Kisah Abu Nawas Nyaris Dipenggal Khalifah Gara-gara Isi Syairnya
Abu Nawas merupakan pujangga dan penyair terkenal yang hidup pada zaman Bani Abbasiyah tepatnya saat Khalifah Harun Ar-Rasyid berkuasa. Karakternya yang cerdik kerap membuat banyak orang tertawa.
Gus Musa Muhammad menceritakan kisah Abu Nawas yang membuat jengkel dan marah Khalifah Harun Ar-Rasyid karena syairnya dianggap nyeleneh. Hampir saja leher Abu Nawas dipenggal oleh Sang Khalifah.
Dikisahkan, pada masa mudanya kepandaian Abu Nawas menulis syair dan puisi menarik perhatian Harun ar-Rasyid. Abu Nawas membuat syair seperti ini:
"Biarkan masjid diramaikan oleh orang-orang yang rajin ibadah. Kita di sini saja bersama para peminum khamer dan saling menuangkan. Tuhanmu tidak pernah berkata, celakalah para pemabuk. Tapi Dia pernah berkata, celakalah orang-orang yang sholat."

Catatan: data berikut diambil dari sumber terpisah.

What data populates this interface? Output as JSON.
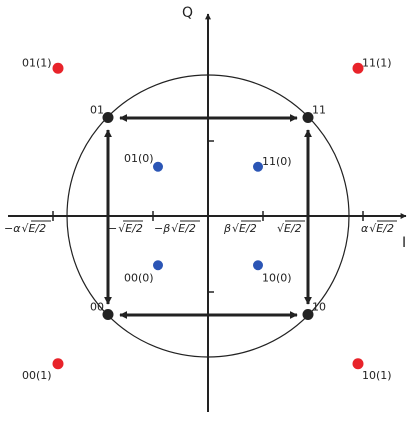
{
  "axes": {
    "horizontal_label": "I",
    "vertical_label": "Q"
  },
  "tick_labels": {
    "neg_alpha": {
      "prefix": "−α",
      "radicand": "E/2"
    },
    "neg_one": {
      "prefix": "−",
      "radicand": "E/2"
    },
    "neg_beta": {
      "prefix": "−β",
      "radicand": "E/2"
    },
    "pos_beta": {
      "prefix": "β",
      "radicand": "E/2"
    },
    "pos_one": {
      "prefix": "",
      "radicand": "E/2"
    },
    "pos_alpha": {
      "prefix": "α",
      "radicand": "E/2"
    }
  },
  "points": {
    "qpsk": [
      {
        "label": "11",
        "i": 1,
        "q": 1
      },
      {
        "label": "01",
        "i": -1,
        "q": 1
      },
      {
        "label": "00",
        "i": -1,
        "q": -1
      },
      {
        "label": "10",
        "i": 1,
        "q": -1
      }
    ],
    "inner": [
      {
        "label": "11(0)",
        "i": 0.5,
        "q": 0.5
      },
      {
        "label": "01(0)",
        "i": -0.5,
        "q": 0.5
      },
      {
        "label": "00(0)",
        "i": -0.5,
        "q": -0.5
      },
      {
        "label": "10(0)",
        "i": 0.5,
        "q": -0.5
      }
    ],
    "outer": [
      {
        "label": "11(1)",
        "i": 1.5,
        "q": 1.5
      },
      {
        "label": "01(1)",
        "i": -1.5,
        "q": 1.5
      },
      {
        "label": "00(1)",
        "i": -1.5,
        "q": -1.5
      },
      {
        "label": "10(1)",
        "i": 1.5,
        "q": -1.5
      }
    ]
  },
  "colors": {
    "qpsk": "#222222",
    "inner": "#2b55b5",
    "outer": "#e8232a",
    "lines": "#222222"
  }
}
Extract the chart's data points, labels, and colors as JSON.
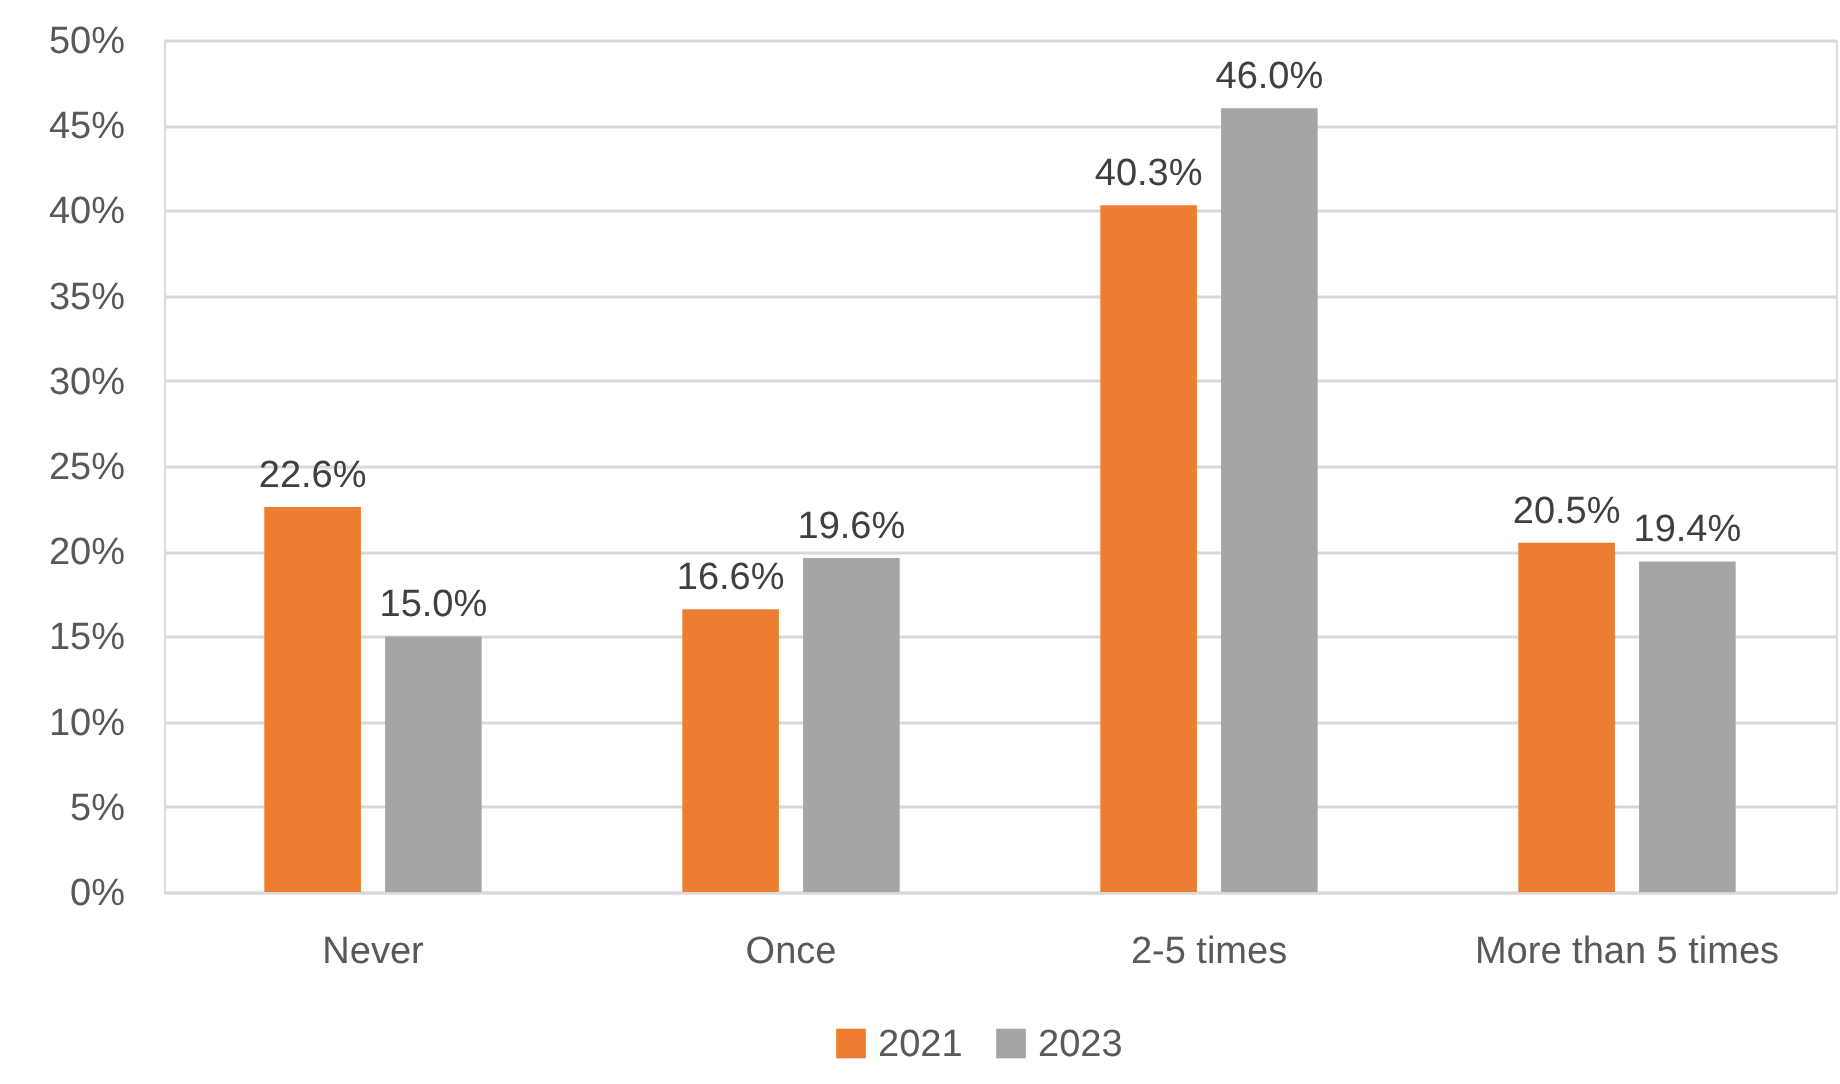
{
  "chart_data": {
    "type": "bar",
    "categories": [
      "Never",
      "Once",
      "2-5 times",
      "More than 5 times"
    ],
    "series": [
      {
        "name": "2021",
        "color": "#ed7d31",
        "values": [
          22.6,
          16.6,
          40.3,
          20.5
        ],
        "value_labels": [
          "22.6%",
          "16.6%",
          "40.3%",
          "20.5%"
        ]
      },
      {
        "name": "2023",
        "color": "#a5a5a5",
        "values": [
          15.0,
          19.6,
          46.0,
          19.4
        ],
        "value_labels": [
          "15.0%",
          "19.6%",
          "46.0%",
          "19.4%"
        ]
      }
    ],
    "ylim": [
      0,
      50
    ],
    "yticks": [
      {
        "value": 0,
        "label": "0%"
      },
      {
        "value": 5,
        "label": "5%"
      },
      {
        "value": 10,
        "label": "10%"
      },
      {
        "value": 15,
        "label": "15%"
      },
      {
        "value": 20,
        "label": "20%"
      },
      {
        "value": 25,
        "label": "25%"
      },
      {
        "value": 30,
        "label": "30%"
      },
      {
        "value": 35,
        "label": "35%"
      },
      {
        "value": 40,
        "label": "40%"
      },
      {
        "value": 45,
        "label": "45%"
      },
      {
        "value": 50,
        "label": "50%"
      }
    ],
    "grid": "y",
    "legend": "bottom"
  }
}
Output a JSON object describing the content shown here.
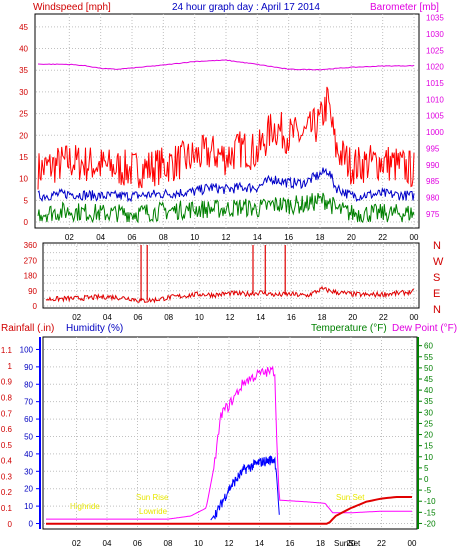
{
  "header": {
    "windspeed_label": "Windspeed [mph]",
    "title": "24 hour graph day : April 17 2014",
    "barometer_label": "Barometer [mb]"
  },
  "lower_header": {
    "rainfall_label": "Rainfall (.in)",
    "humidity_label": "Humidity (%)",
    "temperature_label": "Temperature (°F)",
    "dewpoint_label": "Dew Point (°F)"
  },
  "compass": [
    "N",
    "W",
    "S",
    "E",
    "N"
  ],
  "annotations": {
    "highride": "Highride",
    "sunrise": "Sun Rise",
    "lowride": "Lowride",
    "sunset": "Sun Set",
    "sunset_axis": "SunSet"
  },
  "colors": {
    "wind_gust": "#ff0000",
    "wind_avg": "#0000c8",
    "wind_low": "#008000",
    "barometer": "#e000e0",
    "direction": "#e00000",
    "humidity": "#0000ff",
    "temperature": "#ff00ff",
    "rain": "#e00000",
    "annotation": "#e8e800",
    "grid": "#c0c0c0"
  },
  "chart_data": [
    {
      "type": "line",
      "title": "24 hour graph day : April 17 2014",
      "x_ticks": [
        "02",
        "04",
        "06",
        "08",
        "10",
        "12",
        "14",
        "16",
        "18",
        "20",
        "22",
        "00"
      ],
      "left_axis": {
        "label": "Windspeed [mph]",
        "ticks": [
          0,
          5,
          10,
          15,
          20,
          25,
          30,
          35,
          40,
          45
        ],
        "range": [
          0,
          47.5
        ]
      },
      "right_axis": {
        "label": "Barometer [mb]",
        "ticks": [
          975,
          980,
          985,
          990,
          995,
          1000,
          1005,
          1010,
          1015,
          1020,
          1025,
          1030,
          1035
        ],
        "range": [
          972.5,
          1035.5
        ]
      },
      "series": [
        {
          "name": "",
          "axis": "left",
          "hours": [
            0,
            2,
            4,
            6,
            8,
            10,
            11,
            12,
            13,
            14,
            15,
            16,
            17,
            18,
            18.5,
            19,
            20,
            22,
            24
          ],
          "values": [
            12,
            14,
            13,
            12,
            13,
            15,
            16,
            15,
            17,
            16,
            22,
            20,
            20,
            23,
            28,
            17,
            13,
            14,
            12
          ]
        },
        {
          "name": "",
          "axis": "left",
          "hours": [
            0,
            2,
            4,
            6,
            8,
            10,
            11,
            12,
            13,
            14,
            15,
            16,
            17,
            18,
            18.5,
            19,
            20,
            22,
            24
          ],
          "values": [
            6,
            6.5,
            6,
            6,
            6.5,
            7,
            8,
            7.5,
            8,
            8,
            10,
            9,
            9,
            11,
            12,
            8,
            6,
            6.5,
            6
          ]
        },
        {
          "name": "",
          "axis": "left",
          "hours": [
            0,
            2,
            4,
            6,
            8,
            10,
            11,
            12,
            13,
            14,
            15,
            16,
            17,
            18,
            18.5,
            19,
            20,
            22,
            24
          ],
          "values": [
            2,
            2.5,
            2,
            2,
            2.5,
            3,
            3,
            3,
            3.5,
            3,
            4,
            4,
            4,
            5,
            5,
            3,
            2,
            2,
            2
          ]
        },
        {
          "name": "",
          "axis": "right",
          "hours": [
            0,
            2,
            3,
            4,
            5,
            6,
            8,
            10,
            12,
            14,
            16,
            18,
            20,
            22,
            24
          ],
          "values": [
            1020.8,
            1020.7,
            1020.3,
            1019.5,
            1019.2,
            1019.6,
            1020.5,
            1021.6,
            1022.0,
            1020.7,
            1019.2,
            1019.1,
            1019.8,
            1020.2,
            1020.3
          ]
        }
      ]
    },
    {
      "type": "scatter",
      "x_ticks": [
        "02",
        "04",
        "06",
        "08",
        "10",
        "12",
        "14",
        "16",
        "18",
        "20",
        "22",
        "00"
      ],
      "y_axis": {
        "ticks": [
          0,
          45,
          90,
          135,
          180,
          225,
          270,
          315,
          360
        ],
        "labels": [
          "0",
          "",
          "90",
          "",
          "180",
          "",
          "270",
          "",
          "360"
        ],
        "range": [
          0,
          360
        ]
      },
      "series": [
        {
          "name": "",
          "hours": [
            0,
            2,
            4,
            5.5,
            6.2,
            7,
            8,
            9,
            10,
            11,
            12,
            13,
            14,
            15,
            16,
            17,
            18,
            19,
            20,
            21,
            22,
            23,
            24
          ],
          "values": [
            40,
            45,
            55,
            45,
            30,
            35,
            50,
            60,
            70,
            65,
            75,
            70,
            80,
            65,
            70,
            60,
            100,
            80,
            70,
            65,
            70,
            75,
            85
          ]
        }
      ],
      "spikes": [
        {
          "hour": 6.2,
          "value": 360
        },
        {
          "hour": 6.6,
          "value": 360
        },
        {
          "hour": 13.5,
          "value": 360
        },
        {
          "hour": 14.3,
          "value": 360
        },
        {
          "hour": 15.6,
          "value": 360
        }
      ]
    },
    {
      "type": "line",
      "x_ticks": [
        "02",
        "04",
        "06",
        "08",
        "10",
        "12",
        "14",
        "16",
        "18",
        "20",
        "22",
        "00"
      ],
      "left_axis": {
        "label": "Rainfall (.in)",
        "ticks": [
          0,
          0.1,
          0.2,
          0.3,
          0.4,
          0.5,
          0.6,
          0.7,
          0.8,
          0.9,
          1,
          1.1
        ],
        "range": [
          -0.02,
          1.17
        ]
      },
      "left_axis2": {
        "label": "Humidity (%)",
        "ticks": [
          0,
          10,
          20,
          30,
          40,
          50,
          60,
          70,
          80,
          90,
          100
        ],
        "range": [
          -2,
          106
        ]
      },
      "right_axis": {
        "label": "Temperature (°F)",
        "ticks": [
          -20,
          -15,
          -10,
          -5,
          0,
          5,
          10,
          15,
          20,
          25,
          30,
          35,
          40,
          45,
          50,
          55,
          60
        ],
        "range": [
          -21.6,
          63.0
        ]
      },
      "series": [
        {
          "name": "",
          "axis": "left",
          "hours": [
            0,
            2,
            4,
            6,
            8,
            9.5,
            10.5,
            11,
            11.5,
            12,
            13,
            14,
            15,
            15.1,
            15.3,
            17,
            18.3,
            18.8,
            20,
            22,
            24
          ],
          "values": [
            0.03,
            0.03,
            0.03,
            0.03,
            0.03,
            0.05,
            0.1,
            0.35,
            0.7,
            0.75,
            0.9,
            0.95,
            0.97,
            0.6,
            0.15,
            0.14,
            0.13,
            0.07,
            0.07,
            0.08,
            0.08
          ]
        },
        {
          "name": "",
          "axis": "left2",
          "hours": [
            10.8,
            11.3,
            12,
            13,
            14,
            15,
            15.1,
            15.3
          ],
          "values": [
            2,
            8,
            20,
            31,
            35,
            37,
            30,
            5
          ]
        },
        {
          "name": "",
          "axis": "left",
          "hours": [
            0,
            15.5,
            17,
            18,
            18.5,
            19,
            20,
            21,
            22,
            23,
            24
          ],
          "values": [
            0.0,
            0.0,
            0.0,
            0.0,
            0.0,
            0.05,
            0.1,
            0.14,
            0.16,
            0.17,
            0.17
          ]
        }
      ]
    }
  ]
}
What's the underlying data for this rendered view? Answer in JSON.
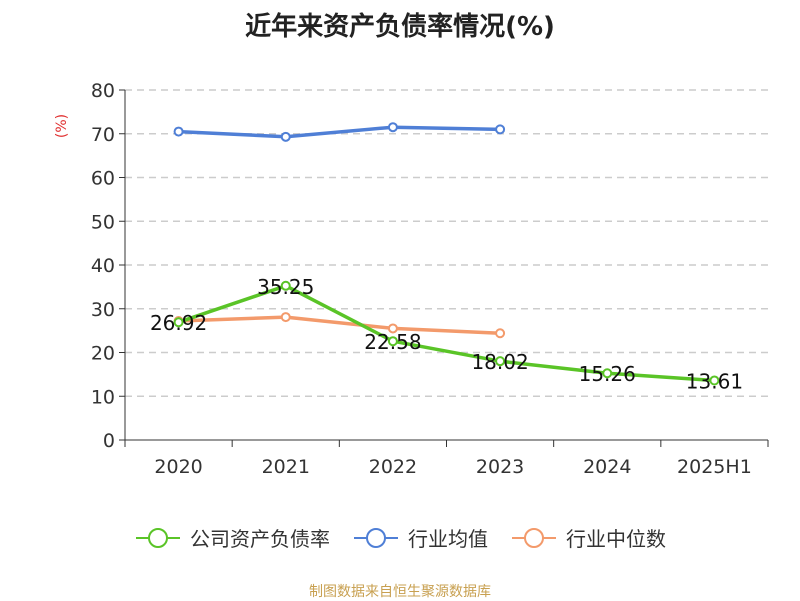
{
  "chart_data": {
    "type": "line",
    "title": "近年来资产负债率情况(%)",
    "ylabel": "(%)",
    "xlabel": "",
    "categories": [
      "2020",
      "2021",
      "2022",
      "2023",
      "2024",
      "2025H1"
    ],
    "ylim": [
      0,
      80
    ],
    "yticks": [
      0,
      10,
      20,
      30,
      40,
      50,
      60,
      70,
      80
    ],
    "grid": true,
    "legend_position": "bottom",
    "series": [
      {
        "name": "公司资产负债率",
        "color": "#5ac427",
        "values": [
          26.92,
          35.25,
          22.58,
          18.02,
          15.26,
          13.61
        ],
        "labels": [
          "26.92",
          "35.25",
          "22.58",
          "18.02",
          "15.26",
          "13.61"
        ]
      },
      {
        "name": "行业均值",
        "color": "#4f7fd6",
        "values": [
          70.5,
          69.3,
          71.5,
          71.0,
          null,
          null
        ]
      },
      {
        "name": "行业中位数",
        "color": "#f39a6b",
        "values": [
          27.2,
          28.1,
          25.5,
          24.4,
          null,
          null
        ]
      }
    ]
  },
  "source": "制图数据来自恒生聚源数据库"
}
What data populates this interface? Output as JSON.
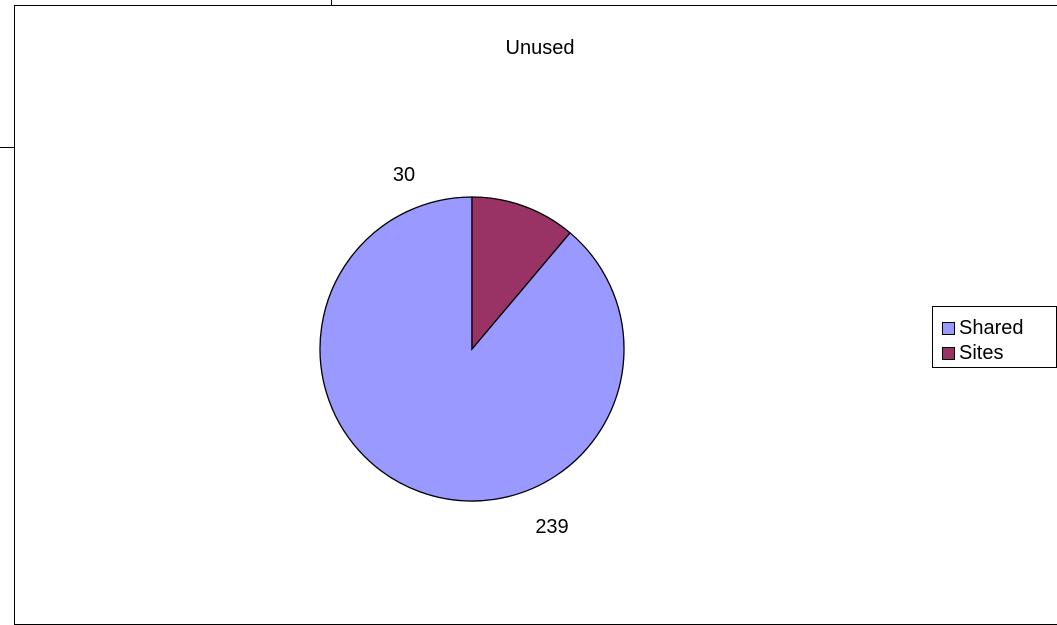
{
  "chart_data": {
    "type": "pie",
    "title": "Unused",
    "categories": [
      "Shared",
      "Sites"
    ],
    "values": [
      239,
      30
    ],
    "data_labels": [
      "239",
      "30"
    ],
    "colors": [
      "#9999FF",
      "#993366"
    ],
    "start_angle": "12 o'clock",
    "direction": "counter-clockwise",
    "legend": "right"
  }
}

Gara-gara syairnya ini, Khalifah Harun Ar-Rasyid marah dan ingin memenggal leher Abu Nawas. Tetapi, orang-orang mengatakan kepada Khalifah Ar-Rasyid: "Wahai Khalifah, para penyair mengatakan apa-apa yang tidak mereka lakukan. Maafkanlah dia (si Abu Nawas)".
Siapakah Abu Nawas?
Abu Nawas lahir pada 145 H di Kota Ahvaz yang sekarang berada di Iran. Artinya beliau lebih tua 5 tahun dari Imam Syafi'i yang lahir 150 H. Sebelum Imam Syafi'i hijrah ke Mesir, beliau sempat bertemu ketika di Baghdad.
Nama asli Abu Nawas adalah Abu Ali al-Hasan bin Hani al-Hakami. Warga Baghdad memberi julukan Abu Nawas karena ia memiliki rambut yang ikal dan panjang. Ayahnya bernama Hani al-Hakam, seorang pensiunan tentara Marwan II, khalifah terakhir Bani Umayyah yang berkuasa dari Damaskus.
Sejak kecil Abu Nawas sudah yatim. Ia dibawa ibunya ke Bashrah (Irak) untuk menuntut ilmu. Beberapa ulama yang menjadi gurunya di antaranya Abu Zaid al-Anshari dan Abu Ubaidah, pada keduanya ia belajar Sastra Arab.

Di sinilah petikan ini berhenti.